Has anyone done anything like this and has it worked out for the best? Or gone wrong.

OP posts:
ShakeYourTailFeathers · 31/07/2014 16:25

Have you had a look to see if there's any work in the new town?

If there was plenty of work to be had, and you'd want to move there regardless of whether your DP was in the picture, I'd do it if I were in your shoes.

GoringBit · 31/07/2014 16:31

I'd say go for it, OP, for you and your son. If things work out with your boyfriend, but if not, you'll be living in what sounds like a much better environment for both of you.
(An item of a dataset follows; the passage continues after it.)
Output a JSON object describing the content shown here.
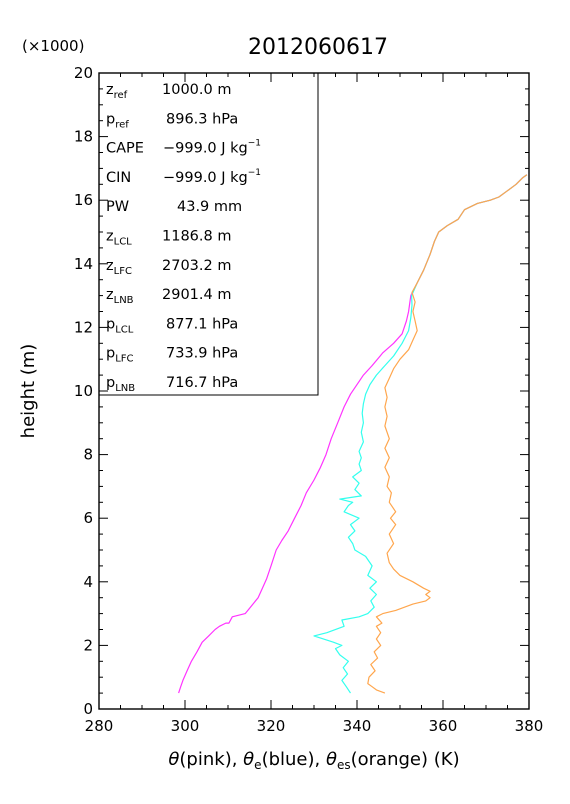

I moved from a big-ish town to London, but that was to be with OH, which I know is the other way round, but it worked out well for us - I think if your heart's in it, you've got a head start in making a success of it.

Good luck.

Thirdtry22 · 31/07/2014 17:07

I would say go for it, but for you and ds, if dp isn't reliable. If things work out between you, even better. If not, well you're in a better area. A new start in a nice new area could do you the world of good OP.

KnackeredMuchly · 31/07/2014 17:22

Go for it

CogitoErgoSometimes · 31/07/2014 18:03

Many years ago I moved a long way from friends and family to start fresh, take advantage of a job offer and build a new life and better prospects. It has had its disadvantages, especially now that my parents are elderly and the only thing I regret is that I let my then boyfriend follow along!